The Planetarium School Field Trip

A Thing of the Past?

I hope not.  I remember my first visit to the planetarium when I was in 7th grade. It fired my imagination. More to the point, it stimulated my interest in science — which is a good thing. More kids need to have that experience. Lately, however, as the state budgets fall, visits to planetariums and science centers get curtailed, which is not so good (and funny how you never see sports cut, or administration salaries reduced).  To put it bluntly — the U.S.’s future lies in the hands of the kids whose educational services we’re curtailing to pay for misguided wars and financial bailouts.  If we aren’t spending the money to educate children (and everyone, really) in science and math and reading and all the other things they will need to make their way in an increasingly technological world, they’ll lag students in other countries. And many of those students elsewhere ARE well educated and will go on to be the leaders in science, technology, engineering and math (STEM).  I think you can see where this could end up if the U.S. continues to drop the ball when it comes to science and math education.

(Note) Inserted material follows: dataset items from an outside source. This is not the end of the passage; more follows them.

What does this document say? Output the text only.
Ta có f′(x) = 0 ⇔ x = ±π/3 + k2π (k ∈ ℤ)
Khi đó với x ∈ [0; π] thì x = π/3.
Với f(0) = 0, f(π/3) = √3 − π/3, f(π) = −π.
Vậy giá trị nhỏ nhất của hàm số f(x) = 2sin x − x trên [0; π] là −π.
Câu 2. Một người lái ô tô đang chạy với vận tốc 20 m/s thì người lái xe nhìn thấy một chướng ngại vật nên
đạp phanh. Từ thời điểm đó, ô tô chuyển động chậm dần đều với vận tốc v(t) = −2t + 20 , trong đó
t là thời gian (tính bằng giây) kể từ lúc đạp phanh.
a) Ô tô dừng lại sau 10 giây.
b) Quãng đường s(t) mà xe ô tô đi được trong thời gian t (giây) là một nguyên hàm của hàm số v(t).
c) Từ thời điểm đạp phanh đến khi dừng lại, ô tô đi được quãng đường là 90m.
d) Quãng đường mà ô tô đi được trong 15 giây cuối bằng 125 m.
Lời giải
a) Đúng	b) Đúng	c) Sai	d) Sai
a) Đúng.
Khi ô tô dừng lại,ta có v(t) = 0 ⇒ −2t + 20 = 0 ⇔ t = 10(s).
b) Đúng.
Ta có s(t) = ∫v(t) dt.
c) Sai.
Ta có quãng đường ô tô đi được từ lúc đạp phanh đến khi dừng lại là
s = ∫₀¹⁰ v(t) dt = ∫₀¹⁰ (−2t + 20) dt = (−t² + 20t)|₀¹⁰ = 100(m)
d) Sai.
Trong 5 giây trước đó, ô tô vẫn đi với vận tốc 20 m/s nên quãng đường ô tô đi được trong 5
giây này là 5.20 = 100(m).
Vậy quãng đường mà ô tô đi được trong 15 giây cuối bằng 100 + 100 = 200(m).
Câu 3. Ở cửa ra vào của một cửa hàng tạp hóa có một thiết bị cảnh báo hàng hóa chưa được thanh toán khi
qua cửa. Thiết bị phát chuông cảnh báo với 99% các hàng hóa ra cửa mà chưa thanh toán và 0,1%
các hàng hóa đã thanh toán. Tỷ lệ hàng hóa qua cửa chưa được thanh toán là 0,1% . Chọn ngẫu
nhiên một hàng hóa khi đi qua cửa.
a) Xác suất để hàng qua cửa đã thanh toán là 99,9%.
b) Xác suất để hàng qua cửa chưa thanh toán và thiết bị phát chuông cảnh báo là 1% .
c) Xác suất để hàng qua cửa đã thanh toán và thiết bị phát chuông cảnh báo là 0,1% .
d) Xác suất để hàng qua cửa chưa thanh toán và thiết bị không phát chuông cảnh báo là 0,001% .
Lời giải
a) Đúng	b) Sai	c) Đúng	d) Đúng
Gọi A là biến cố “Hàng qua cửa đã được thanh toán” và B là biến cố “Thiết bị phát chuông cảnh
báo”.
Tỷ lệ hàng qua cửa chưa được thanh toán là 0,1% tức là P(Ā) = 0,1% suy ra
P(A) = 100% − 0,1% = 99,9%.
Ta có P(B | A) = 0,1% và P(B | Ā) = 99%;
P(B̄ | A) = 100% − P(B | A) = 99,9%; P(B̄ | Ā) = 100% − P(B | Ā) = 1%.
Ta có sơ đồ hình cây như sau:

So, it may seem like a little thing on which to start an educational revolution, but a visit to a planetarium/science center is a small step that pays off big time.  It worked for me and for whole generations of kids who launched rockets, created rovers on Mars, fixed space telescopes, and continue to achieve great things in science and technology. It can continue to work for you and your kids.  Find a way to  make sure they get that — search out programs that bring kids to science and technology museums and planetariums. Those programs exist.  Actually, I’m interested in knowing which places actually have active field trip programs so that all their students CAN visit a legitimate science center/planetarium at some point in their school careers. Feel free to write me with stories and suggestions about them, and I’ll try to post about them as I get time.

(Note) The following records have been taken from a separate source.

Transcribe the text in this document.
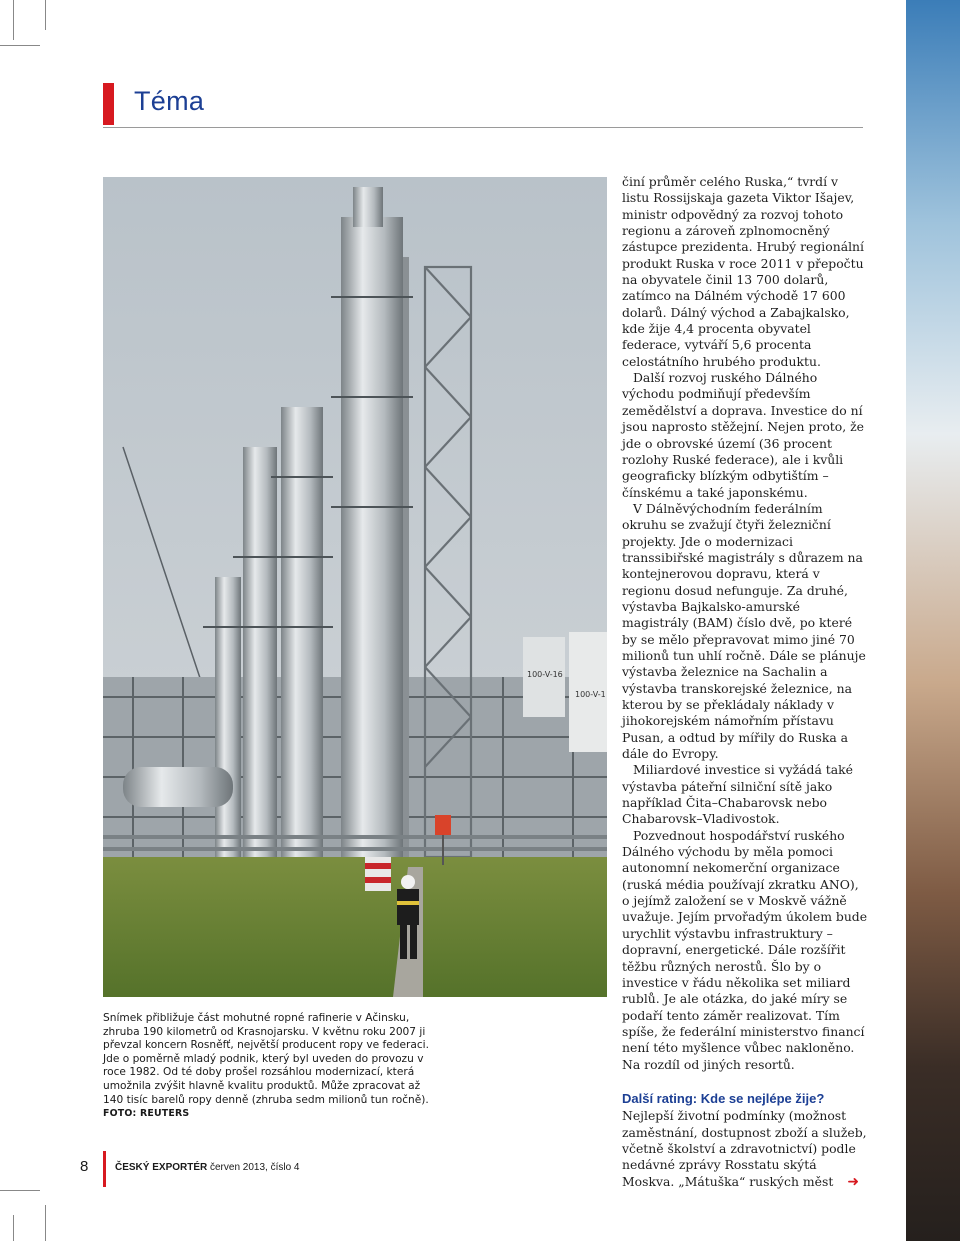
Téma
100-V-1
100-V-16
Snímek přibližuje část mohutné ropné rafinerie v Ačinsku, zhruba 190 kilometrů od Krasnojarsku. V květnu roku 2007 ji převzal koncern Rosněfť, největší producent ropy ve federaci. Jde o poměrně mladý podnik, který byl uveden do provozu v roce 1982. Od té doby prošel rozsáhlou modernizací, která umožnila zvýšit hlavně kvalitu produktů. Může zpracovat až 140 tisíc barelů ropy denně (zhruba sedm milionů tun ročně). FOTO: REUTERS

činí průměr celého Ruska,“ tvrdí v listu Rossijskaja gazeta Viktor Išajev, ministr odpovědný za rozvoj tohoto regionu a zároveň zplnomocněný zástupce prezidenta. Hrubý regionální produkt Ruska v roce 2011 v přepočtu na obyvatele činil 13 700 dolarů, zatímco na Dálném východě 17 600 dolarů. Dálný východ a Zabajkalsko, kde žije 4,4 procenta obyvatel federace, vytváří 5,6 procenta celostátního hrubého produktu.

Další rozvoj ruského Dálného východu podmiňují především zemědělství a doprava. Investice do ní jsou naprosto stěžejní. Nejen proto, že jde o obrovské území (36 procent rozlohy Ruské federace), ale i kvůli geograficky blízkým odbytištím – čínskému a také japonskému.

V Dálněvýchodním federálním okruhu se zvažují čtyři železniční projekty. Jde o modernizaci transsibiřské magistrály s důrazem na kontejnerovou dopravu, která v regionu dosud nefunguje. Za druhé, výstavba Bajkalsko-amurské magistrály (BAM) číslo dvě, po které by se mělo přepravovat mimo jiné 70 milionů tun uhlí ročně. Dále se plánuje výstavba železnice na Sachalin a výstavba transkorejské železnice, na kterou by se překládaly náklady v jihokorejském námořním přístavu Pusan, a odtud by mířily do Ruska a dále do Evropy.

Miliardové investice si vyžádá také výstavba páteřní silniční sítě jako například Čita–Chabarovsk nebo Chabarovsk–Vladivostok.

Pozvednout hospodářství ruského Dálného východu by měla pomoci autonomní nekomerční organizace (ruská média používají zkratku ANO), o jejímž založení se v Moskvě vážně uvažuje. Jejím prvořadým úkolem bude urychlit výstavbu infrastruktury – dopravní, energetické. Dále rozšířit těžbu různých nerostů. Šlo by o investice v řádu několika set miliard rublů. Je ale otázka, do jaké míry se podaří tento záměr realizovat. Tím spíše, že federální ministerstvo financí není této myšlence vůbec nakloněno. Na rozdíl od jiných resortů.

Další rating: Kde se nejlépe žije?

Nejlepší životní podmínky (možnost zaměstnání, dostupnost zboží a služeb, včetně školství a zdravotnictví) podle nedávné zprávy Rosstatu skýtá Moskva. „Mátuška“ ruských měst ➜

8	ČESKÝ EXPORTÉR červen 2013, číslo 4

Griffith Observatory in Los Angeles, CA -- one of the worlds best-known public observatories.
Griffith Observatory in Los Angeles, CA -- one of the world's best-known public observatories.

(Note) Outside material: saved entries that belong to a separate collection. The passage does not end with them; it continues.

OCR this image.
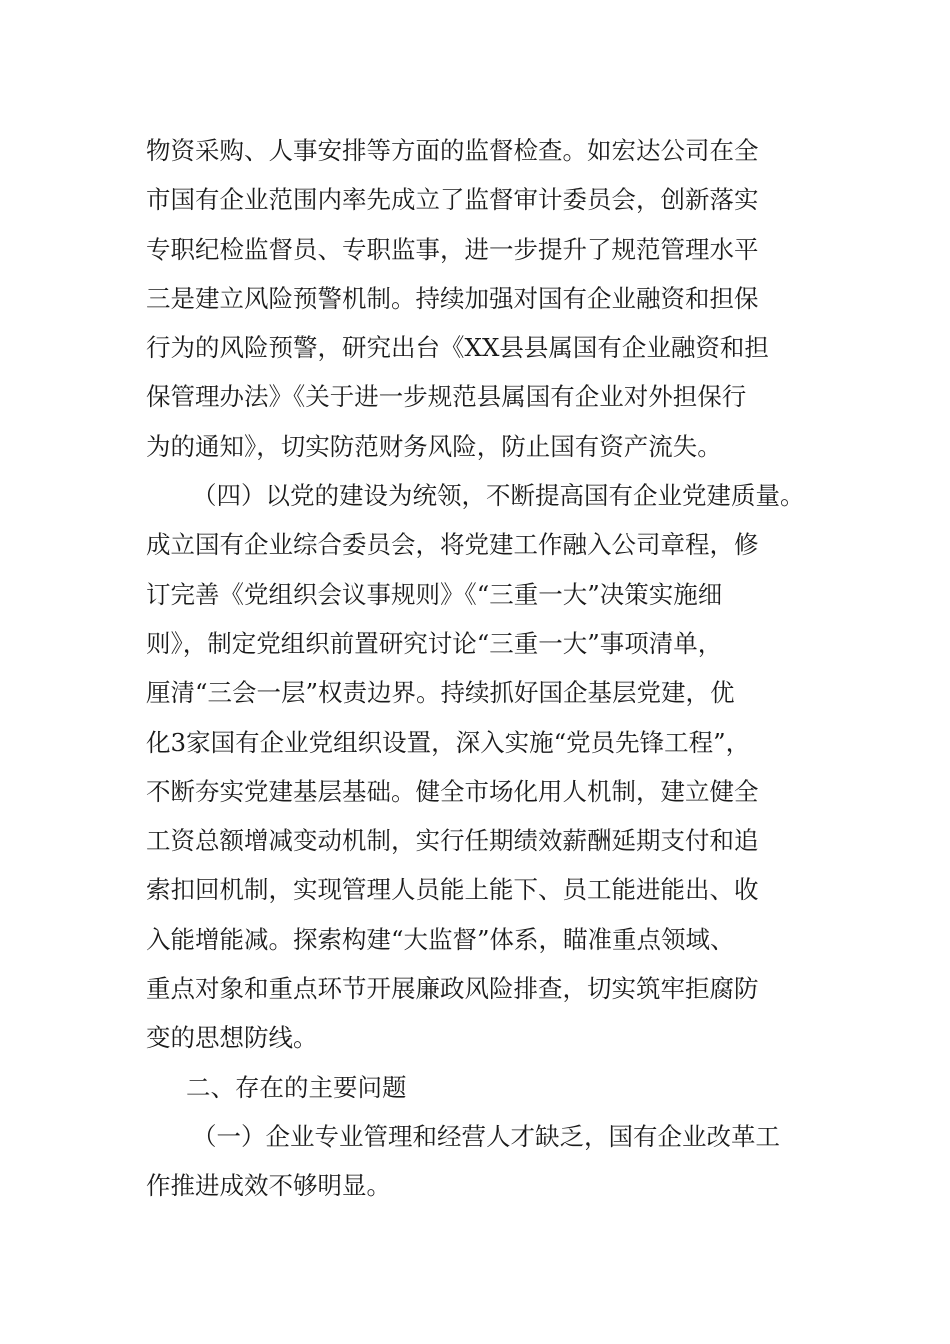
物资采购、人事安排等方面的监督检查。如宏达公司在全
市国有企业范围内率先成立了监督审计委员会，创新落实
专职纪检监督员、专职监事，进一步提升了规范管理水平
三是建立风险预警机制。持续加强对国有企业融资和担保
行为的风险预警，研究出台《XX县县属国有企业融资和担
保管理办法》《关于进一步规范县属国有企业对外担保行
为的通知》，切实防范财务风险，防止国有资产流失。
（四）以党的建设为统领，不断提高国有企业党建质量。
成立国有企业综合委员会，将党建工作融入公司章程，修
订完善《党组织会议事规则》《“三重一大”决策实施细
则》，制定党组织前置研究讨论“三重一大”事项清单，
厘清“三会一层”权责边界。持续抓好国企基层党建，优
化3家国有企业党组织设置，深入实施“党员先锋工程”，
不断夯实党建基层基础。健全市场化用人机制，建立健全
工资总额增减变动机制，实行任期绩效薪酬延期支付和追
索扣回机制，实现管理人员能上能下、员工能进能出、收
入能增能减。探索构建“大监督”体系，瞄准重点领域、
重点对象和重点环节开展廉政风险排查，切实筑牢拒腐防
变的思想防线。
二、存在的主要问题
（一）企业专业管理和经营人才缺乏，国有企业改革工
作推进成效不够明显。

For now, I want to tell you about a successful program in Southern California. It’s one that brings students from all over the Los Angeles area and surrounds. It’s called the Observatory School Field Trip Program, and is sponsored by the Friends of the Observatory (FOTO), of which Mark and I are proud members. It brings public astronomy to everyone, and in particular, the underserved populations of children and adults who wouldn’t normally be able to come to the observatory due to distance or economic issues.

The actual visit is 2.5 hours of programming and lectures that completely support science curriculum standards at the fifth-grade level. At that level, it’s sophisticated enough to bring in some very cool concepts and approachable enough to interest kids AND adults.  Plus, the students and their teachers get to visit a very engaging institution that shows them the wonders of astronomy. It turns visitors into observers. (And yes, in the interests of full disclosure, I DID write Griffith’s exhibits.)

Science, astronomy, cool programs, a great view, and a seminal observatory experience — what’s not to like about FOTO’s program?  And who knows, some budding space scientist may get her first exposure to science at Griffith and go on to lead a team on the first visit to Mars or build some absolutely essential piece of technology that will revolutionize our lives and create lots of jobs.

FOTO’s school visit program is one that needs funding to continue — and if you’re a member of FOTO (or, even if you’re not) — it’s well worth a few minutes of your time to tuck  a check for $20 into an envelope and send it to FOTO (see the link above for contact info).  Or, join FOTO and include an extra $20 when you sign up.  You don’t have to live in LA to be a member of FOTO — heck, I’m on the East Coast, but I still send them my membership each year because I believe so much in what Griffith Observatory stands for and what it does for all its visitors. It’s the future we’re juggling with here, let’s fund it wisely.